Given the unprecedented surge of independent MPs in last year’s election, the next will be “more challenging to predict”, says Stowers. The 2024 result might just pave the way for more left-wingers with a local profile to enter parliament. Siân Berry stresses that under first-past-the-post, the growing number of three- or four-horse races will throw up some strange results. What would it mean for a constituency like Barking, where the Greens and Reform beat the Conservatives to second and third place, if the left-wing independent who secured nearly 10 per cent of the vote stood aside next time? Or what about the high-profile and charismatic Faiza Shaheen, deselected as the Labour candidate weeks before the general election, who went on to win almost 26 percent of the vote as an independent. Could she beat the Conservatives and Labour next time around?
Shockat Adam believes his local ties and lack of party-political experience are a strength. “We have no predecessors,” he tells me, “we have no template.” He can focus on his constituents and his conscience because he will never have to vie for a cabinet role. Berry, meanwhile, says that the Green party’s grassroots tradition—“building from the bottom”—makes it the antidote to Reform, an outfit defined by a top-down approach and, until recently, hugely reliant on the media profile of its leader to deliver electoral success.
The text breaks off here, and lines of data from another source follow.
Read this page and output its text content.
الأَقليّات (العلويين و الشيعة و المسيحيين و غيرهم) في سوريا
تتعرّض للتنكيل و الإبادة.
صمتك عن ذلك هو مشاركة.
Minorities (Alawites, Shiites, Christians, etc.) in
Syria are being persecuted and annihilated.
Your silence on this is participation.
Labour may not be paying attention, but Farage certainly is. At a recent rally in Birmingham he cautioned supporters that “the Greens are not going away”. He characterised their voters as young people “indoctrinated at university”. Farage’s attack on MPs like Adam was more sinister, however, full of coded references to “sectarian politics” and voters in “inner-city constituencies”. Similarly, when Jonathan Ashworth lost his Leicester South seat he slammed The Muslim Vote campaign, which had supported independent candidates like Adam, for using intimidation to win seats. But dismissing the forces that elected these left-wing MPs ignores a bigger shift in British politics that is unlikely to disappear. There is a disaffection with traditional parties. This is growing on the left as well as the right.
The new left-wing MPs won their seats on their own terms, but they still define themselves in terms of the Labour party—whether it has let them down or ceded them political ground. Their challenge and opportunity is to craft a narrative that places them as a credible alternative both to a Labour government and a resurgent Reform. Labour’s response, or lack of it, to this threat will shape the future of the new left that is, quietly, emerging.